Daniel Fleeman (Cervélo TestTeam) will return to competition at this Sunday’s British national championships. The young Englishman has made a faster than expected recovery since breaking his left wrist in a collision with a police motorbike at the Bayern Rundfahrt, last month in Germany.
"I’m pretty pleased because they told me that it could take up to eight weeks. Its been three weeks now and I’ve more or less got full movement in it," Fleeman told Cyclingnews. "I’m riding my bike and it aches a little bit from time to time but that’s pretty normal."
Fleeman attributes his rapid recovery to a decision to have the broken bone pinned by a specialist surgeon in Switzerland, in early June.
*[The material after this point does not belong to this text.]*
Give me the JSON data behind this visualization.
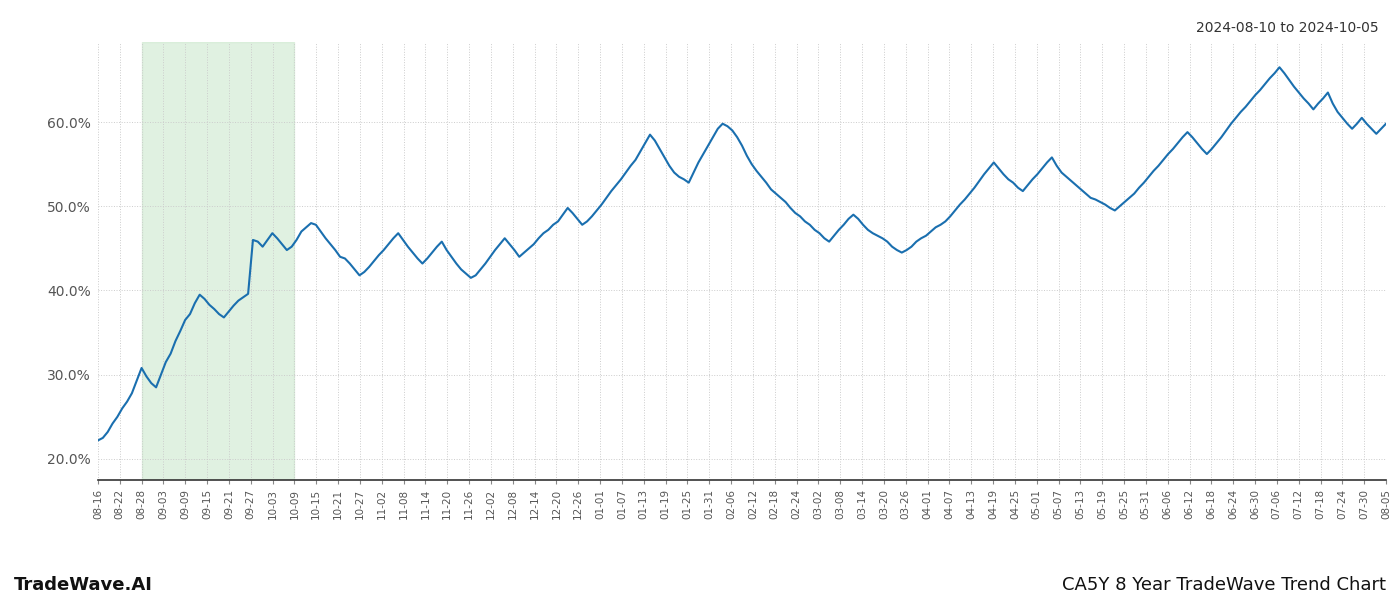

Just three weeks after the operation Fleeman has already been training on the road for the past fortnight, although his recovery was initially hampered by an apparent side effect of the operation to his wrist.
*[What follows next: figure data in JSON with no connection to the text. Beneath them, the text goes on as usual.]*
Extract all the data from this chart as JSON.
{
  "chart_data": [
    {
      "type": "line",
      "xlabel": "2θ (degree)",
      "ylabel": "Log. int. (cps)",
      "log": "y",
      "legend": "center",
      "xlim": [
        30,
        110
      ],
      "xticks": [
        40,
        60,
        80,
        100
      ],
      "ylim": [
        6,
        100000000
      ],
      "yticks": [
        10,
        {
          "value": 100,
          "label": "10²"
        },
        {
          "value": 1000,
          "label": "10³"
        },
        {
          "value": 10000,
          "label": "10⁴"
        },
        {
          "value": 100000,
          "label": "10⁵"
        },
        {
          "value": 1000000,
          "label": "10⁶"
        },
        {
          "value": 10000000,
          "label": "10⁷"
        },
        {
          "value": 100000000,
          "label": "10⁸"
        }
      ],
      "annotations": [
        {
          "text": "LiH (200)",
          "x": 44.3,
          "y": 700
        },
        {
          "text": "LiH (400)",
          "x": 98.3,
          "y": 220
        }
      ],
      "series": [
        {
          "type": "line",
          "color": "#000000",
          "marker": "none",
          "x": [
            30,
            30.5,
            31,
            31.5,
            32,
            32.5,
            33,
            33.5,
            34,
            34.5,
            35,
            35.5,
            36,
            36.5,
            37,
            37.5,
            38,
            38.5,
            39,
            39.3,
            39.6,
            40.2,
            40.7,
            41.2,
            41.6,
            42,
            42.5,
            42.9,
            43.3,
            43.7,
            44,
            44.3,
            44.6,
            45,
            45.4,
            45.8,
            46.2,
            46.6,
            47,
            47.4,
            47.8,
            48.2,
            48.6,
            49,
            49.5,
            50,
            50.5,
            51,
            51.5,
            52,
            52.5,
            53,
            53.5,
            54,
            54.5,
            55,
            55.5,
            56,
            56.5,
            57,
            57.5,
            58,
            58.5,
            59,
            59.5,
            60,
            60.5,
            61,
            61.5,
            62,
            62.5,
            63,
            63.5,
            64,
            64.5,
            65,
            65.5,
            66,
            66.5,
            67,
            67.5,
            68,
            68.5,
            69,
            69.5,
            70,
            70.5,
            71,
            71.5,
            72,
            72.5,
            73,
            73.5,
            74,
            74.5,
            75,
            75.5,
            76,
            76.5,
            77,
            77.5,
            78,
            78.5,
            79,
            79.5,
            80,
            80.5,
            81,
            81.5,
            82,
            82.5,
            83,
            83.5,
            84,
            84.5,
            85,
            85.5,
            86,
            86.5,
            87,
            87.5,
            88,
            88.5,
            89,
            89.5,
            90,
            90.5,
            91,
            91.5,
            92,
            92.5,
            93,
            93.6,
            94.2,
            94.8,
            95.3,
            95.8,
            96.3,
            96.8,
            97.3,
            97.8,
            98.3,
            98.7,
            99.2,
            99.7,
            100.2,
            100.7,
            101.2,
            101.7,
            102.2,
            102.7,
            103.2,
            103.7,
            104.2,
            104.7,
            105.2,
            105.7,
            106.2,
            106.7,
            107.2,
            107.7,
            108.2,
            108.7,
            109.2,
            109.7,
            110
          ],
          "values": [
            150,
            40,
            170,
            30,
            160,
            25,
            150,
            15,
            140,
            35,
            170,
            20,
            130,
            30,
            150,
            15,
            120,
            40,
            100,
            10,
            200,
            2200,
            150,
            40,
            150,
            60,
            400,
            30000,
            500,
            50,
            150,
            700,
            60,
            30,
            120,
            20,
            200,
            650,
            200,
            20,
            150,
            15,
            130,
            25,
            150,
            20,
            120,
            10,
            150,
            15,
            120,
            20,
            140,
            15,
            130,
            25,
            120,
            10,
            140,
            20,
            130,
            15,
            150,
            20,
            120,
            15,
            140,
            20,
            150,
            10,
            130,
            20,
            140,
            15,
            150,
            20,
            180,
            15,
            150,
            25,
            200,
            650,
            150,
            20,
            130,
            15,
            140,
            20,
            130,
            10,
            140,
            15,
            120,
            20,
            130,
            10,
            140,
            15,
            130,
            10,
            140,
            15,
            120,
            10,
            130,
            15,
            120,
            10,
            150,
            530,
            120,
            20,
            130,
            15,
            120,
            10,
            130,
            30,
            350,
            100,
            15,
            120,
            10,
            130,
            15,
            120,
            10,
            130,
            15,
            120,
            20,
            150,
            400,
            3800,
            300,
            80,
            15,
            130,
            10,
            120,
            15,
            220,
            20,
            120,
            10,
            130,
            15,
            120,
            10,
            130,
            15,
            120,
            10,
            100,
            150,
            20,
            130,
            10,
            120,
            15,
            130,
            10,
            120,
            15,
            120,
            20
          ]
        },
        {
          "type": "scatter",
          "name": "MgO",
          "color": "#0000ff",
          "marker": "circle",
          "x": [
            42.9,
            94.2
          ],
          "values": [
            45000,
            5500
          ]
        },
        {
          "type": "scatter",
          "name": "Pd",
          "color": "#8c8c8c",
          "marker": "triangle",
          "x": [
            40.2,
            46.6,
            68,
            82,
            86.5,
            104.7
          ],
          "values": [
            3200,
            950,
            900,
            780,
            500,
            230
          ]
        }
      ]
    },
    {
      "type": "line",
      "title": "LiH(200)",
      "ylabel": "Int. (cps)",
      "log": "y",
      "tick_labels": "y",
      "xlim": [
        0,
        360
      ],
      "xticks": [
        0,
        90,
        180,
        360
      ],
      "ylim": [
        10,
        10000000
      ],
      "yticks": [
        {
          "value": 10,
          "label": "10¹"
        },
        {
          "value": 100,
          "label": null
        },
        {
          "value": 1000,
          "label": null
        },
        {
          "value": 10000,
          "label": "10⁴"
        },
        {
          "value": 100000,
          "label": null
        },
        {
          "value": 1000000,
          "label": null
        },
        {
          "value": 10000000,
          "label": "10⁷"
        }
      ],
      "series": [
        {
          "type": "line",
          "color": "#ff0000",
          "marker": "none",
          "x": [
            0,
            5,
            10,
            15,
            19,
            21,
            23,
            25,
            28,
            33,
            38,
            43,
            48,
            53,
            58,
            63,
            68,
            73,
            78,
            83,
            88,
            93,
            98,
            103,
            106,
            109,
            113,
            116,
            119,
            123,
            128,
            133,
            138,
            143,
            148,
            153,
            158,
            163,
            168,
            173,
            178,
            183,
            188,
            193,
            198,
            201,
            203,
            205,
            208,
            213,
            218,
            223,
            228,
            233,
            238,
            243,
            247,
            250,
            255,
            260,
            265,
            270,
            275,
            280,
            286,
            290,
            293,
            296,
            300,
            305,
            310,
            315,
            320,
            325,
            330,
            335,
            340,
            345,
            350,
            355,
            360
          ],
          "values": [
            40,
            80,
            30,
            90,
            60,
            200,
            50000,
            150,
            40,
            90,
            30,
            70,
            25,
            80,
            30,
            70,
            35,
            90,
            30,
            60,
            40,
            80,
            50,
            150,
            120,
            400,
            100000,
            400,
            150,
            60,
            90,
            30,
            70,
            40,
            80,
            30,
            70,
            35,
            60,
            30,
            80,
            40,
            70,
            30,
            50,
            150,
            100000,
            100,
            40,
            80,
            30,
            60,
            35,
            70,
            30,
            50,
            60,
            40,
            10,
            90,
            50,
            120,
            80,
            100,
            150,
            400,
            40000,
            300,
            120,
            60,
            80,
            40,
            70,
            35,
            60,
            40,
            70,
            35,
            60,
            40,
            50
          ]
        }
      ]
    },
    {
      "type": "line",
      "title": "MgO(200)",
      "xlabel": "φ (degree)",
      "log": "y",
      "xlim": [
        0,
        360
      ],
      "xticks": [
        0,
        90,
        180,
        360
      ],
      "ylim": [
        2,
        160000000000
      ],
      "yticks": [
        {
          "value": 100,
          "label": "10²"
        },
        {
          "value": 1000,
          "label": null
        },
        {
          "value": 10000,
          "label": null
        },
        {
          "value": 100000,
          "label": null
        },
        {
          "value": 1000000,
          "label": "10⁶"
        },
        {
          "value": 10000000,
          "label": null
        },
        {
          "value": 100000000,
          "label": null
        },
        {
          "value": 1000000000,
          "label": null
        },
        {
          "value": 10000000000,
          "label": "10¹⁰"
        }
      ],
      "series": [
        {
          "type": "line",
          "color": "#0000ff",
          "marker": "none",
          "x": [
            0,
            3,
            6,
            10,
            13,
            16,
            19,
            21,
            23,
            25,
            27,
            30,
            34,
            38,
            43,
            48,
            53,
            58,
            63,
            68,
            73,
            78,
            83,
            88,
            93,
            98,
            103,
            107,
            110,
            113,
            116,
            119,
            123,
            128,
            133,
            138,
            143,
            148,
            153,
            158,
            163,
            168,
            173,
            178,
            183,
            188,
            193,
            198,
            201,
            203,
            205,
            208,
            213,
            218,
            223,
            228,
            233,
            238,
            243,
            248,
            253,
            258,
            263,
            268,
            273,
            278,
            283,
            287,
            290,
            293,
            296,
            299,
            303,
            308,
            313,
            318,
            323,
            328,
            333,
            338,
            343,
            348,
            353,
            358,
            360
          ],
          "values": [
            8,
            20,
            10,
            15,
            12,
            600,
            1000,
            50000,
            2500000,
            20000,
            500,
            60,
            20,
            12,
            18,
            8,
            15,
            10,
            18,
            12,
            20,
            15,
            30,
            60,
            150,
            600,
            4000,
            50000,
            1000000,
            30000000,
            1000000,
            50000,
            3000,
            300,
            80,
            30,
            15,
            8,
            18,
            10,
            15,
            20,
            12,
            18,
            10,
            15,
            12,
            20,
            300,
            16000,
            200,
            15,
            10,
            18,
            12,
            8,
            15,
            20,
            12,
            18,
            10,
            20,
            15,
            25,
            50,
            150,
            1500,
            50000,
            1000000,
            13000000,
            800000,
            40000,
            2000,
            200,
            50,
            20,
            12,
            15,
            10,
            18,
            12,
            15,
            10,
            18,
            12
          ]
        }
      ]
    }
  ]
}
"I was completely off my bike for eight days. I thought I’d be allright to train on the home trainer. After five or ten minutes all my muscles would just go rock solid and I had to get off because I was in agony," said Fleeman. "I think it was a bit of the anesthetic and also because I was just sitting around in the hospital for four days and my muscles just seized up, so I [had] about a week of riding just 15-20 minutes a day, just building up steadily to try and loosen up."
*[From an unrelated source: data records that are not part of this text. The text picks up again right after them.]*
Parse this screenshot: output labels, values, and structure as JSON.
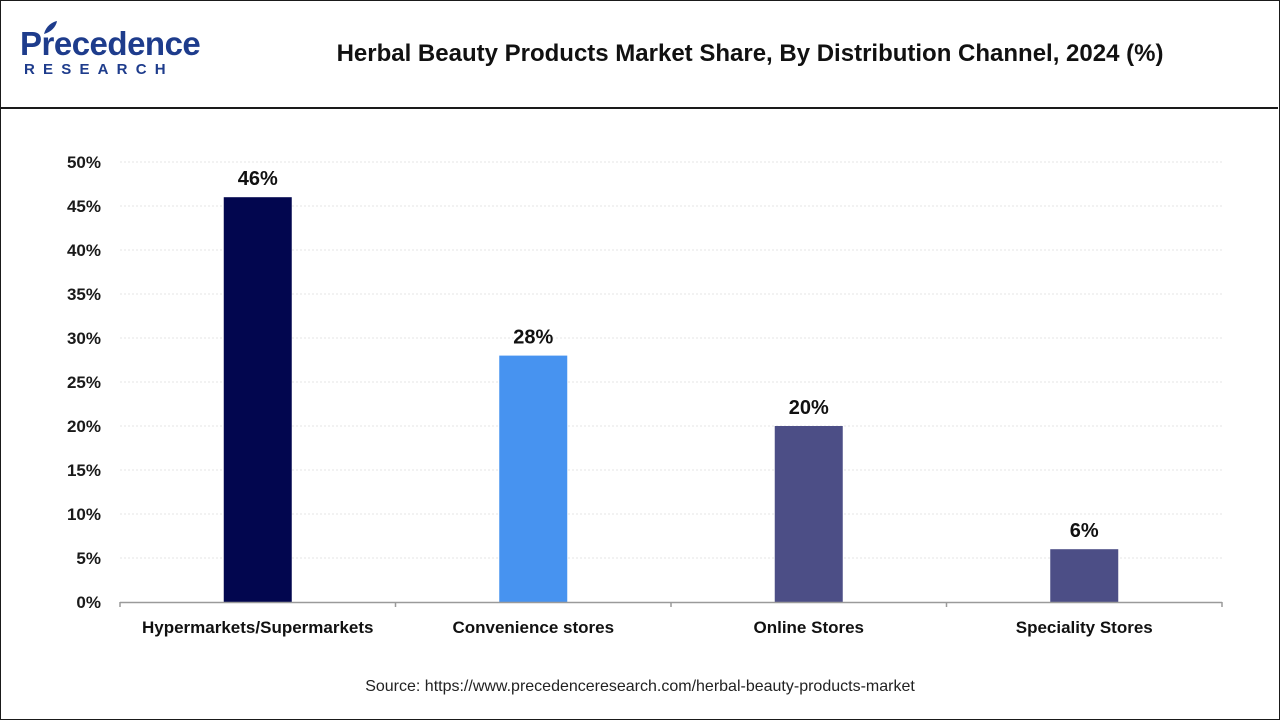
{
  "header": {
    "logo_main": "Precedence",
    "logo_sub": "RESEARCH",
    "title": "Herbal Beauty Products Market Share, By Distribution Channel, 2024 (%)"
  },
  "footer": {
    "source": "Source: https://www.precedenceresearch.com/herbal-beauty-products-market"
  },
  "colors": {
    "brand": "#1e3c8c",
    "bar_colors": [
      "#02064f",
      "#4793f0",
      "#4c4e86",
      "#4c4e86"
    ]
  },
  "chart_data": {
    "type": "bar",
    "title": "Herbal Beauty Products Market Share, By Distribution Channel, 2024 (%)",
    "xlabel": "",
    "ylabel": "",
    "categories": [
      "Hypermarkets/Supermarkets",
      "Convenience stores",
      "Online Stores",
      "Speciality Stores"
    ],
    "values": [
      46,
      28,
      20,
      6
    ],
    "data_labels": [
      "46%",
      "28%",
      "20%",
      "6%"
    ],
    "ylim": [
      0,
      50
    ],
    "yticks": [
      0,
      5,
      10,
      15,
      20,
      25,
      30,
      35,
      40,
      45,
      50
    ],
    "ytick_labels": [
      "0%",
      "5%",
      "10%",
      "15%",
      "20%",
      "25%",
      "30%",
      "35%",
      "40%",
      "45%",
      "50%"
    ],
    "grid": true,
    "legend": "none"
  }
}
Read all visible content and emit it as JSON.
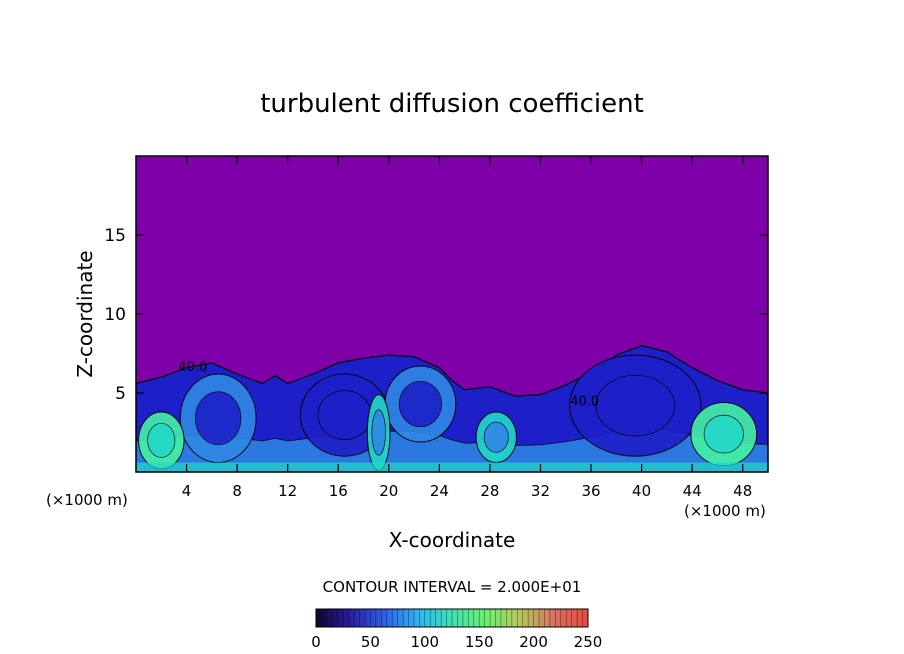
{
  "chart_data": {
    "type": "heatmap",
    "title": "turbulent diffusion coefficient",
    "xlabel": "X-coordinate",
    "ylabel": "Z-coordinate",
    "x_units": "(×1000 m)",
    "y_units": "(×1000 m)",
    "xlim": [
      0,
      50
    ],
    "ylim": [
      0,
      20
    ],
    "x_ticks": [
      4,
      8,
      12,
      16,
      20,
      24,
      28,
      32,
      36,
      40,
      44,
      48
    ],
    "y_ticks": [
      5,
      10,
      15
    ],
    "contour_interval_label": "CONTOUR INTERVAL = 2.000E+01",
    "contour_labels": [
      {
        "text": "40.0",
        "x": 4.5,
        "y": 6.4
      },
      {
        "text": "40.0",
        "x": 35.5,
        "y": 4.2
      }
    ],
    "colorbar": {
      "range": [
        0,
        250
      ],
      "tick_values": [
        0,
        50,
        100,
        150,
        200,
        250
      ]
    },
    "colors": {
      "background": "#7f00a8",
      "low": "#1d20c8",
      "mid": "#2f88e6",
      "high": "#22d8c8",
      "peak": "#44f2a6"
    },
    "boundary_profile": [
      [
        0,
        5.6
      ],
      [
        2,
        6.0
      ],
      [
        4,
        6.6
      ],
      [
        6,
        6.9
      ],
      [
        8,
        6.2
      ],
      [
        10,
        5.6
      ],
      [
        11,
        6.1
      ],
      [
        12,
        5.6
      ],
      [
        14,
        6.2
      ],
      [
        16,
        6.9
      ],
      [
        18,
        7.2
      ],
      [
        20,
        7.4
      ],
      [
        22,
        7.3
      ],
      [
        24,
        6.6
      ],
      [
        25,
        5.8
      ],
      [
        26,
        5.2
      ],
      [
        28,
        5.4
      ],
      [
        30,
        4.8
      ],
      [
        32,
        4.9
      ],
      [
        34,
        5.5
      ],
      [
        36,
        6.3
      ],
      [
        38,
        7.4
      ],
      [
        40,
        8.0
      ],
      [
        42,
        7.6
      ],
      [
        44,
        6.6
      ],
      [
        46,
        5.8
      ],
      [
        48,
        5.2
      ],
      [
        50,
        5.0
      ]
    ],
    "eddies": [
      {
        "x": 6.5,
        "z": 3.4,
        "rx": 3.0,
        "rz": 2.8,
        "value": 60
      },
      {
        "x": 2.0,
        "z": 2.0,
        "rx": 1.8,
        "rz": 1.8,
        "value": 140
      },
      {
        "x": 16.5,
        "z": 3.6,
        "rx": 3.5,
        "rz": 2.6,
        "value": 40
      },
      {
        "x": 22.5,
        "z": 4.3,
        "rx": 2.8,
        "rz": 2.4,
        "value": 60
      },
      {
        "x": 19.2,
        "z": 2.5,
        "rx": 0.9,
        "rz": 2.4,
        "value": 120
      },
      {
        "x": 28.5,
        "z": 2.2,
        "rx": 1.6,
        "rz": 1.6,
        "value": 120
      },
      {
        "x": 39.5,
        "z": 4.2,
        "rx": 5.2,
        "rz": 3.2,
        "value": 40
      },
      {
        "x": 46.5,
        "z": 2.4,
        "rx": 2.6,
        "rz": 2.0,
        "value": 150
      }
    ]
  }
}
Turning his attention to this weekend’s British national championship in Wales, Fleeman isn’t expecting to be in contention for the win, rather he will hope to assist his Cervélo teammates Daniel Lloyd, Jeremy Hunt and Roger Hammond throughout the 160km race.
"It’ll be interesting. I think I’ll be a little bit nervous. It would have been nice to have another race before to get used to riding in the bunch again," he said. "I’m training okay but when it comes to racing, I haven’t got a clue how I’m going to be going. There are four of us, we’ve got a strong team and I think it makes more sense for me to help the team."
Fleeman was initially surprised to see the reduced distance of this year’s championship; he acknowledges, however, that it may mean he can play a more active role in the race. “I was a bit disappointed when I saw the distance to be perfectly honest, I don’t think 160km is long enough for national championships. When I first saw it was 160km I was cursing because generally I prefer a longer race but with my current condition it might be better.”
The 26-year-old raced on the same course when the British championships were previously held there in 2007 and indicated that the finishing circuits in the town of Abergavanny could prove to be decisive in the final result. "The finishing circuit doesn’t look so hard on paper but I remember it from last time and I think we did it six times and it’s one of those things that gets to you after three or four laps: it starts to grip. I think we’ve got ten [laps] this time, [it] is certainly going to catch a few people out."
"I think it’ll be a good race, there’s a lot of riders, so that’ll certainly have an effect. [The nationals] are always good and this is the first time I’ve ridden with a full team. Last year there was just me and Dan [Lloyd], it’ll be good to be part of such a strong team."